Low-Sugar Ketchup Makes Profitable Splash

YERUSHALAYIM -

Less sugar and salt is good for you, and it’s good for the food business too, according to a new survey reported by Globes on Monday.

In response to a Health Ministry initiative which will soon require manufacturers to label products containing large quantities of sugar and salt, Osem and Heinz came out with low-sugar ketchup.

According to figures from Storenext, in the first week of July, two months after the product launch, the market share of Osem’s low-sugar ketchup reached 10.7 percent, while the Heinz counterpart reached 3 percent, six months after launch.

Although the new items derived took away some of the sales from regular ketchup, the overall impact was positive, boosting total ketchup sales, which had been in decline for a year.

The Heinz version contains 50 percent less sugar and 25 percent less sodium than Heinz’s regular ketchup, and uses the sweetener stevia. The wholesale price was 15 percent above the company’s regular ketchup, which made the retail price correspondingly higher.

Osem Nestle followed a few months later with its healthier ketchup, which is free of artificial sweetener.

Despite claims that it would be sold at the same price as its regular ketchup, Globes quoted Pricez, which pegged the average price of Osem’s regular ketchup at NIS 10.80 for a 750 gram bottle, whereas the 710-gram bottle of the low-sugar version was selling for NIS 12.50.

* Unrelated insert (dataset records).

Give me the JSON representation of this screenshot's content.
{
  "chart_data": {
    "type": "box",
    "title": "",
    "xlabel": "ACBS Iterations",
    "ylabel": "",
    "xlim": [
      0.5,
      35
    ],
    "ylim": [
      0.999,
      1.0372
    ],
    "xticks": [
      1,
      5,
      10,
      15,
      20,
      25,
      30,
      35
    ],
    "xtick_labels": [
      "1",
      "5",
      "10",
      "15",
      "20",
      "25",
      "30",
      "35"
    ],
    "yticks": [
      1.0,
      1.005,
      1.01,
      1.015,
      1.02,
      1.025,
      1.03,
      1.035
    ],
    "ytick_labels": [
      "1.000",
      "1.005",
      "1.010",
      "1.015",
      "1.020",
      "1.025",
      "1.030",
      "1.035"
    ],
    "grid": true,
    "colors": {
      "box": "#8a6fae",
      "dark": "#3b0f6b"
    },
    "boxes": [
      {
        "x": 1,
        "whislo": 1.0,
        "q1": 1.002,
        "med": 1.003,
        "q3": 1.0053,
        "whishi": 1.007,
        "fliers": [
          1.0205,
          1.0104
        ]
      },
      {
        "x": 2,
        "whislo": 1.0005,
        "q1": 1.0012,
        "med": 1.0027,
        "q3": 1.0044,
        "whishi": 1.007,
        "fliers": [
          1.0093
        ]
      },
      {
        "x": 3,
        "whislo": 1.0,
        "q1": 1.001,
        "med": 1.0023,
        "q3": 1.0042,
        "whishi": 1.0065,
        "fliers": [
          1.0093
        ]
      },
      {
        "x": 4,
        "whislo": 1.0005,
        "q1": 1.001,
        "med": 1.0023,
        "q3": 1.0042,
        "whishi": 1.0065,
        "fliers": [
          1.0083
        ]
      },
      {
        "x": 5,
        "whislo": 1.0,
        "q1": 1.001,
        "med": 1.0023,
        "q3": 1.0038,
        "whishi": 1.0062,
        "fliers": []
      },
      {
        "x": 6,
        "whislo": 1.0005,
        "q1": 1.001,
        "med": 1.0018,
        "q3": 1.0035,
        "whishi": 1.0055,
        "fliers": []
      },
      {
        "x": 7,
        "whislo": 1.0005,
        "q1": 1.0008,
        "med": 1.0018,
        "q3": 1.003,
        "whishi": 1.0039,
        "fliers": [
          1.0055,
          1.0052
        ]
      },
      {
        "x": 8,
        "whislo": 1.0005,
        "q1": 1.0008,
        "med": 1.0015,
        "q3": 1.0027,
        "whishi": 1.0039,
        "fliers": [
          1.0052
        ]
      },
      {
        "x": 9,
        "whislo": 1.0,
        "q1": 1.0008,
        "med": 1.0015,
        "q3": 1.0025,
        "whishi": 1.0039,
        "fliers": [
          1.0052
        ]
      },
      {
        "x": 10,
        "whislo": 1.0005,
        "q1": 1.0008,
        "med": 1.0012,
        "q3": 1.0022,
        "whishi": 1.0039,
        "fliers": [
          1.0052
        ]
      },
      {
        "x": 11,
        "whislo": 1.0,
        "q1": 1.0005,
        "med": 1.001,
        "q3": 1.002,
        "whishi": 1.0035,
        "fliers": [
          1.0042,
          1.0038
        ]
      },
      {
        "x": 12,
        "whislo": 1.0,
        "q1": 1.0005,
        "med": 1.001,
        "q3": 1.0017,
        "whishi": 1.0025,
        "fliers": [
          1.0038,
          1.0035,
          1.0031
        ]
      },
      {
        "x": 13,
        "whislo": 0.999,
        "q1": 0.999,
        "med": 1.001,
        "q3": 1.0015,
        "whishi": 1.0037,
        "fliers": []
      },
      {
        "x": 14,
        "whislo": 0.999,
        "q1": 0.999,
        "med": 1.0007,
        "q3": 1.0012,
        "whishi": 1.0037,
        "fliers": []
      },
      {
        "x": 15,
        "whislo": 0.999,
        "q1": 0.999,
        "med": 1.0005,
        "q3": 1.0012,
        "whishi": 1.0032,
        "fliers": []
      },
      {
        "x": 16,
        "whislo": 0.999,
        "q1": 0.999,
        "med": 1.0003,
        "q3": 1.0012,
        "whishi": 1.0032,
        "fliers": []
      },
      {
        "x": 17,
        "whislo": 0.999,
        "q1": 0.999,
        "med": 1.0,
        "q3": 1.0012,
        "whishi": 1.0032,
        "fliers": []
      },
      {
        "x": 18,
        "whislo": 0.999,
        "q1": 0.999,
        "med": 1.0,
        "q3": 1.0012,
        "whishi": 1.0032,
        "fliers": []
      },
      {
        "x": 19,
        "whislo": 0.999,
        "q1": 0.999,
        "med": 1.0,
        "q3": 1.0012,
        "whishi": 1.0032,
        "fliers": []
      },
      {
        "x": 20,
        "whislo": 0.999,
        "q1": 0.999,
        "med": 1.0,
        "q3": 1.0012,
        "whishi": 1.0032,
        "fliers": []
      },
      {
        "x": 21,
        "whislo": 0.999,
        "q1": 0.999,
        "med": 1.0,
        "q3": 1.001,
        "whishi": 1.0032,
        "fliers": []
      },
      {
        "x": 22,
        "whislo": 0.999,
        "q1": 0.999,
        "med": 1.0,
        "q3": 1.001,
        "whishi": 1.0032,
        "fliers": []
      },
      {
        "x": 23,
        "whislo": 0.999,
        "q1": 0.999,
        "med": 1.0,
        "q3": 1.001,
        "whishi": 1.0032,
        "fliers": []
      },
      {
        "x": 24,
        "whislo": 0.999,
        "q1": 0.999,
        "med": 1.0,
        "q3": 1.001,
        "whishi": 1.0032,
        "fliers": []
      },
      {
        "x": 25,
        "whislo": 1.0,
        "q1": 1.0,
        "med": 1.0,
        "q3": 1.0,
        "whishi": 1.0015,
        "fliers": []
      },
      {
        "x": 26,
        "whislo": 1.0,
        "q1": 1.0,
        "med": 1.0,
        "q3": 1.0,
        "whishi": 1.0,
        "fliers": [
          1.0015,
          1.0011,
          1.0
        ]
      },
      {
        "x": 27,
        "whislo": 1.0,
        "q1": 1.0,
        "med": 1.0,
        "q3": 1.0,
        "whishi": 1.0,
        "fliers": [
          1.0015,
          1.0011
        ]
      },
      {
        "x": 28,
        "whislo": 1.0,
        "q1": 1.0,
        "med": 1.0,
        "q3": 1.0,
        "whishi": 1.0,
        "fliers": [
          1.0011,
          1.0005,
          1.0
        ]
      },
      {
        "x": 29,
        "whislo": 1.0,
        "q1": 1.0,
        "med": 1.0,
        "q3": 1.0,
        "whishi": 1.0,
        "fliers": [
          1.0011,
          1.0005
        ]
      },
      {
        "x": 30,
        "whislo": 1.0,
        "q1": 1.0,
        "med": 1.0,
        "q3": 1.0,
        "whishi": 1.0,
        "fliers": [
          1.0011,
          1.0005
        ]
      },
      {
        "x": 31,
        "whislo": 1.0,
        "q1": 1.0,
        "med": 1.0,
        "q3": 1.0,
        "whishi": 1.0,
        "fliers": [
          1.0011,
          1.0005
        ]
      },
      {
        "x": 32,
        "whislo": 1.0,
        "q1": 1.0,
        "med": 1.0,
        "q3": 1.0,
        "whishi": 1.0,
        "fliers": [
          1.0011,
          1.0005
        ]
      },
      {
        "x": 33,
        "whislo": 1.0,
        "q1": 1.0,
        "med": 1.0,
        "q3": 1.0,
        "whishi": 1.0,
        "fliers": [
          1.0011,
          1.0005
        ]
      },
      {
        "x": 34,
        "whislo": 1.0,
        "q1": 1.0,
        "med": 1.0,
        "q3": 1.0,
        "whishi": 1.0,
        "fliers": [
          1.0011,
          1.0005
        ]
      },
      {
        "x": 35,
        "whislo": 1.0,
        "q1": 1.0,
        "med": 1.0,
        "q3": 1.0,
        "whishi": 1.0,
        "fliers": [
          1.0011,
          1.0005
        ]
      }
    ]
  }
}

The ketchup industry — estimated at an annual net worth of 220 million shekels — took another hit last week when the Knesset Health Committee decided to ban the serving of ketchup in after-school care programs. It was put on the list of banned foods, along with sweetened beverages, chocolate spreads and soups made from soup powders. The companies are expected to apply for an exception for their low-sugar products.